In the evolving world of flood management, the phrase “Nature-based Solutions” (NbS) is everywhere. From conference panels to policy documents, from EU funding calls to pilot sites: green is in. The idea is simple — work with nature to manage water, restore habitats, and deliver benefits for people and ecosystems.
I support that idea. In principle.
This overview has been partially inspired by a LinkedIn post written by an NbS professional and professor at TU Delft who apparently start her presentations with saying ‘I do not want to talk about NBS!’ She must be struggling with her lectures.. But a great post to read.
The best engineering has always been nature-based — just not called that.
Many of the “innovative” measures now being promoted — riparian buffers, offline flood storage, reconnected floodplains, meandering channels — are not new to engineering practice. They’ve long been part of our toolbox. We implemented them, not because a grant called for green infrastructure, but because they worked.
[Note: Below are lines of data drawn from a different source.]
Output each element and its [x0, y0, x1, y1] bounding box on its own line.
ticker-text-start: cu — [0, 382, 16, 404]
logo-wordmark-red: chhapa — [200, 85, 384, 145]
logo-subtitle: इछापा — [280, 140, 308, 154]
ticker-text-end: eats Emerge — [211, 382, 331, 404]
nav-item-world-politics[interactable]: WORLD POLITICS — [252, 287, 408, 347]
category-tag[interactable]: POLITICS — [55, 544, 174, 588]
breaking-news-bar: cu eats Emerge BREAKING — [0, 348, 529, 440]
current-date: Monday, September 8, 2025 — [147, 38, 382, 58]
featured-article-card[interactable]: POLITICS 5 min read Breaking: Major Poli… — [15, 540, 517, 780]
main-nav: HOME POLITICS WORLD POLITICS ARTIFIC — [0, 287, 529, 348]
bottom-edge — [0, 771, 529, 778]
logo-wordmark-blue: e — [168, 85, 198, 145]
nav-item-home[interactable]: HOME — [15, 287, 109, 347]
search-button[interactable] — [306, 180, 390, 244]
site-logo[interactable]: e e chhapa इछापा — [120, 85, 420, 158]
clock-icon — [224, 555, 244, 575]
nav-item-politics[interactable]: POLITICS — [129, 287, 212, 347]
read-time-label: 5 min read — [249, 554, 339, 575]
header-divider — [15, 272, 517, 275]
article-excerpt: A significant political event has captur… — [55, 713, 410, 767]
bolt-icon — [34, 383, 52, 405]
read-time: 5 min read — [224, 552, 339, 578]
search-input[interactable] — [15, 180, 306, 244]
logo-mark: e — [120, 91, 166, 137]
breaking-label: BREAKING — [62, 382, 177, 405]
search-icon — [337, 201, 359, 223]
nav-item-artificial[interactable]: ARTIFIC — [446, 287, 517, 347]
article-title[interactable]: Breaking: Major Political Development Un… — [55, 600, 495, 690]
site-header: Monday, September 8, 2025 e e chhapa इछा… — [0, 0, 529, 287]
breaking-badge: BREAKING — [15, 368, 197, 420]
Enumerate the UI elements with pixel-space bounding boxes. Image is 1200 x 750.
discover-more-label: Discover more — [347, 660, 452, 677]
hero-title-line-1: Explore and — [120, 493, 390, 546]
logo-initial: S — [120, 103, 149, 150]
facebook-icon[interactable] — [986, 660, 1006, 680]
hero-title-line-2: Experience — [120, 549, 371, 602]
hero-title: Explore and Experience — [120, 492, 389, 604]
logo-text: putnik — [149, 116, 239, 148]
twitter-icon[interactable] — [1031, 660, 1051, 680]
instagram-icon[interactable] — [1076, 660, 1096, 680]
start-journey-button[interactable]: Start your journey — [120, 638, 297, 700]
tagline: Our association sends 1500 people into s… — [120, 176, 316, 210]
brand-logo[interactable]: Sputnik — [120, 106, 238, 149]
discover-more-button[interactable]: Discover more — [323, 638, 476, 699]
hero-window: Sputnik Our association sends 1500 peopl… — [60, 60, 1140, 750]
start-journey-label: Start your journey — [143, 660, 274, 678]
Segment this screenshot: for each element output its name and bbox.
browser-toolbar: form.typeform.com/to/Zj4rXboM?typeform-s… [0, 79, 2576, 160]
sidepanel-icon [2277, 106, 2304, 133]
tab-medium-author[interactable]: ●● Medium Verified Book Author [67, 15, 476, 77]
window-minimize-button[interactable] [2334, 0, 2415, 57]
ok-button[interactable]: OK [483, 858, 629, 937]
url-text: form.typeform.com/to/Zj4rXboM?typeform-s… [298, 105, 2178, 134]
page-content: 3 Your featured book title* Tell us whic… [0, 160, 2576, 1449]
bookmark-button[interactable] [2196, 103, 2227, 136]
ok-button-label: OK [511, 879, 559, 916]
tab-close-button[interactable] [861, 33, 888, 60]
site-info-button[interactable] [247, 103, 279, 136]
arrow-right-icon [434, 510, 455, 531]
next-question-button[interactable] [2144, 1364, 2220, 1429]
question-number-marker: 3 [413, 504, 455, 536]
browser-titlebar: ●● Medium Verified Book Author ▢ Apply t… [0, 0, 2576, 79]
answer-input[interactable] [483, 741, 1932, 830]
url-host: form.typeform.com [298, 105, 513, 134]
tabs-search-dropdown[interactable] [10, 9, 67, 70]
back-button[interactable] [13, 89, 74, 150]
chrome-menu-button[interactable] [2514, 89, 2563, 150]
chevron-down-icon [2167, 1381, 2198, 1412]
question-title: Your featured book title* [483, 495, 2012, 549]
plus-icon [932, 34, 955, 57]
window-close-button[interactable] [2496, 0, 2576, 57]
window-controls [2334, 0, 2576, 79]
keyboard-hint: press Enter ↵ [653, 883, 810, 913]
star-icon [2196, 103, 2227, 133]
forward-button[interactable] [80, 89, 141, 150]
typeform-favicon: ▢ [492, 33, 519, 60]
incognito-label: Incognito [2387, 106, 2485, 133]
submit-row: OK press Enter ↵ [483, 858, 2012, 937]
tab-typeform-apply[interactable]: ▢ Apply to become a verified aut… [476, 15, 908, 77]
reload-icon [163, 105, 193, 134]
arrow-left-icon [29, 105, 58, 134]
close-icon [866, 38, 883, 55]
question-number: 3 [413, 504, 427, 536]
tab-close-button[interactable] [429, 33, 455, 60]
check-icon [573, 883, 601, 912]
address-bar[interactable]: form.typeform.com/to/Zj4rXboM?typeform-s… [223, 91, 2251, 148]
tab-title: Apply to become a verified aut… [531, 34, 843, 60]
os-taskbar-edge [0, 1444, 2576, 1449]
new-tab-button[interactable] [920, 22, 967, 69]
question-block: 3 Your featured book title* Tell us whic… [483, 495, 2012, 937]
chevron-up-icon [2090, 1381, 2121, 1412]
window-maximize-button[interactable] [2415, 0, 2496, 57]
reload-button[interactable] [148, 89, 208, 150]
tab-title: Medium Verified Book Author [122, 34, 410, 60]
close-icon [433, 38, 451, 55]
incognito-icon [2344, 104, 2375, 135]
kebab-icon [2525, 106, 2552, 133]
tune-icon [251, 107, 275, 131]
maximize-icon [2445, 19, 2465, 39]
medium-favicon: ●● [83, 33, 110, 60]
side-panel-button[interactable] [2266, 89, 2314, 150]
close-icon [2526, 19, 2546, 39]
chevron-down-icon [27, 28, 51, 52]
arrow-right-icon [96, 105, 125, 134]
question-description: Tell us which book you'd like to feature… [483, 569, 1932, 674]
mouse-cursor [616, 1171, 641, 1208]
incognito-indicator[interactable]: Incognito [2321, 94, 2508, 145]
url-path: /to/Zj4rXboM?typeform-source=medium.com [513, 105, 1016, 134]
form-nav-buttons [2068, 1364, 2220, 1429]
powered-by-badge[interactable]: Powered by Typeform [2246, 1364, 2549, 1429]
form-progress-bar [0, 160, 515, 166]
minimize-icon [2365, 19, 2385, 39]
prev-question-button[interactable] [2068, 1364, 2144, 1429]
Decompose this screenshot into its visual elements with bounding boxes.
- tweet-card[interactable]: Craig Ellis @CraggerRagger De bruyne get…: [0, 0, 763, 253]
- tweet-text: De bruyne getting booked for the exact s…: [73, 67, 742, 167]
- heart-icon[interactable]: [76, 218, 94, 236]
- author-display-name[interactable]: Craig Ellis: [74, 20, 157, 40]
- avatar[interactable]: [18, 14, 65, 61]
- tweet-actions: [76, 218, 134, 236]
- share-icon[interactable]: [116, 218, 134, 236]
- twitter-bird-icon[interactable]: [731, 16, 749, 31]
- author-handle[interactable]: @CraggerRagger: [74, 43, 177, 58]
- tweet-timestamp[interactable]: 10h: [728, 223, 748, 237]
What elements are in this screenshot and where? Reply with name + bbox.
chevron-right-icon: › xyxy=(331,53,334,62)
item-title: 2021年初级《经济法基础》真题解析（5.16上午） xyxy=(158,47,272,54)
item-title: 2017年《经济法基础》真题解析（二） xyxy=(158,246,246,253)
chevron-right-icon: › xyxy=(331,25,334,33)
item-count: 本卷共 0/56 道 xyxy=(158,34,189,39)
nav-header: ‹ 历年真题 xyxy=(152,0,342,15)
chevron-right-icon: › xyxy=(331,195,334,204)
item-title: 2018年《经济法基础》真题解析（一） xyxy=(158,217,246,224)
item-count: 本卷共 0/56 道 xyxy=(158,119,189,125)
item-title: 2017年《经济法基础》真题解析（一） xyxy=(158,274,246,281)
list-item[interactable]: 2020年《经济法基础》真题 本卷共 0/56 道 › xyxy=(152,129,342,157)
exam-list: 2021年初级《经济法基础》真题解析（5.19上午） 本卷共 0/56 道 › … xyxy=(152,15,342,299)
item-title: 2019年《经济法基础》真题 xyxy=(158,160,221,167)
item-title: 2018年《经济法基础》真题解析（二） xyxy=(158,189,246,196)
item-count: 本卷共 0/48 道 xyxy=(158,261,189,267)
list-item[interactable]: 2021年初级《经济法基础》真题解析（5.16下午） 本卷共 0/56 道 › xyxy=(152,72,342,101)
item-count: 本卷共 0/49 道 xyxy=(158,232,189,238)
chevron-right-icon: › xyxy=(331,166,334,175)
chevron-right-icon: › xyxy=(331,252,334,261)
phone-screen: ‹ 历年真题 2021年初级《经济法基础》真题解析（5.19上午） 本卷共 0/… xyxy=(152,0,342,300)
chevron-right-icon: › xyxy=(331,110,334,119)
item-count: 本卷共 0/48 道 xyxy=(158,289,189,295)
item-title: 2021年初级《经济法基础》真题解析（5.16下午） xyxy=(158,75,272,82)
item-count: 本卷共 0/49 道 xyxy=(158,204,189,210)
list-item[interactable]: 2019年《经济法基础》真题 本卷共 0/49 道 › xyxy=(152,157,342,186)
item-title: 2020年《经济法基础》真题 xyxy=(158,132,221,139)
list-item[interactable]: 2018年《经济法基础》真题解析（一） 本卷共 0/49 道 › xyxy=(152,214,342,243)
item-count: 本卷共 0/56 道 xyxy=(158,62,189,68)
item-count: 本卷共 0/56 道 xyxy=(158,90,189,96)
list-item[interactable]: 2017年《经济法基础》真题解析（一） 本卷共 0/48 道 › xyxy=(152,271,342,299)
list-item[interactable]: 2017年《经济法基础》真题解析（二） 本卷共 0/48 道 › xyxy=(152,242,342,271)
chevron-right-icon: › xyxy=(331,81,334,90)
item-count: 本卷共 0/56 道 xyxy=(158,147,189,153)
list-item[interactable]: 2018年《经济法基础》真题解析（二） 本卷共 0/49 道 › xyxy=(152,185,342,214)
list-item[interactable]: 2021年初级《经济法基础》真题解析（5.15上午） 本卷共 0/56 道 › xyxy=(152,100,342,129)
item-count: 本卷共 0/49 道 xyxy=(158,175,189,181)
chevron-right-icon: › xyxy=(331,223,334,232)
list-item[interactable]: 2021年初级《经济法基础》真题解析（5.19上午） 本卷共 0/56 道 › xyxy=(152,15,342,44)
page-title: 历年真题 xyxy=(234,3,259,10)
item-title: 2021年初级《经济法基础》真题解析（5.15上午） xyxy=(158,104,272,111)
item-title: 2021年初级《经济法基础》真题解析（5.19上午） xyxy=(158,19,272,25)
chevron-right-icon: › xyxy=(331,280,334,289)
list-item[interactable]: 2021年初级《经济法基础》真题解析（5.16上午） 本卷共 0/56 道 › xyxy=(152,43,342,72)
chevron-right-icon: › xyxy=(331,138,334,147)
Before it was fashionable, we were working with topography, soils, vegetation, and seasonal flows. We understood — and still understand — that floods are complex, living systems, not just water to be rerouted. But now, some of the same solutions are returning, with new language and new champions — sometimes, oddly enough, with engineers excluded from the conversation.
There’s a strange narrative taking hold in NbS discussions: that engineers only “move water,” while others — planners, ecologists, landscape architects — bring the social and ecological intelligence. False.
Good engineering has always been deeply social. We engage communities, assess impacts, adapt to constraints, and plan for future risk. Environmental and social assessments have been standard practice for decades — not because of new green mandates, but because they’re essential to building things that last.
What worries is the growing number of NbS projects being proposed — and even implemented — without a deep understanding of hydrology or hydraulics. In flashy, high-volume rural catchments, well-meaning interventions like willow planting or leaky dams can’t hold back a 50-year RP event. Floods don’t respond to ideology — they test your calculations.
There’s a risk that aesthetic “green” solutions are being treated as functional substitutes, when they may not offer meaningful risk reduction. And when that happens, communities suffer, not just budgets or reputations.
It’s over-simplifying, over-promising, and under-engineering.
Take for example the term “grey infrastructure.” It’s used too casually, often implying that engineers only build concrete canals and culverts. This stereotype ignores decades of adaptive, material-sensitive, and hybrid infrastructure design.
We use natural materials — timber, soil, vegetation — and combine them with structural integrity. We design to accommodate ecological processes while still protecting lives, property, and livelihoods.
Let’s stop talking about “grey vs green.” It’s an unhelpful and binary. What matters is performance, durability, function, and integration. A project should be judged by what it achieves, not by what colour metaphor it fits.
NbS Should Extend Engineering, Not Replace It
This is not an argument against NbS. On the contrary — I believe nature-based approaches are essential, especially under climate uncertainty. But they must be rooted in sound engineering and hydrological logic. Anything else is just landscaping with unrealistic expectations.
We need projects where engineers lead the hydraulic design, ecologists shape habitat outcomes, landscape architects enhance form and usability, and communities co-own the solution.
Nature-based Solutions should not be an ideological shift away from engineering, but a design evolution that invites engineers to lead — with new tools, new goals, and old wisdom.
Flood risk management is too important for professional turf wars — but it’s also too important to be led by green rhetoric over grounded hydrology. We need engineers at the centre of NbS, not pushed to the margins.
Nature works — but only when we understand it, model it, and design for it. And that’s what engineers have been doing all along.
One of the more frustrating trends I’ve observed is how many flood management Terms of Reference now mandate the inclusion of Nature-based Solutions — often written by individuals with no engineering background, no practical experience in flood management, and no direct involvement in schemes that have actually been built and tested under pressure.
These are often consultants or planners who have never had to sign off on a design, manage budget constraints, or feel legally and ethically responsible for how infrastructure performs in a real-world flood.
There’s a world of difference between drawing a nature-based concept on a map and being accountable for its performance in a 1-in-100-year event.
And yet, some of these ToRs now casually specify “solutions” as if they’ve reinvented flood management — dropping terms like “leaky barriers,” “floodplain reconnection,” or “natural attenuation” with no appreciation for the hydraulic consequences, land use trade-offs, or long-term maintenance challenges.
They’re not wrong to promote nature — but they are wrong to dismiss engineering insight, and wrong to assume that NbS is a universal substitute for the rigorous design and risk management that comes with infrastructure delivery.
Flood infrastructure is expensive, long-lived, and high-stakes. It’s not an ideological experiment.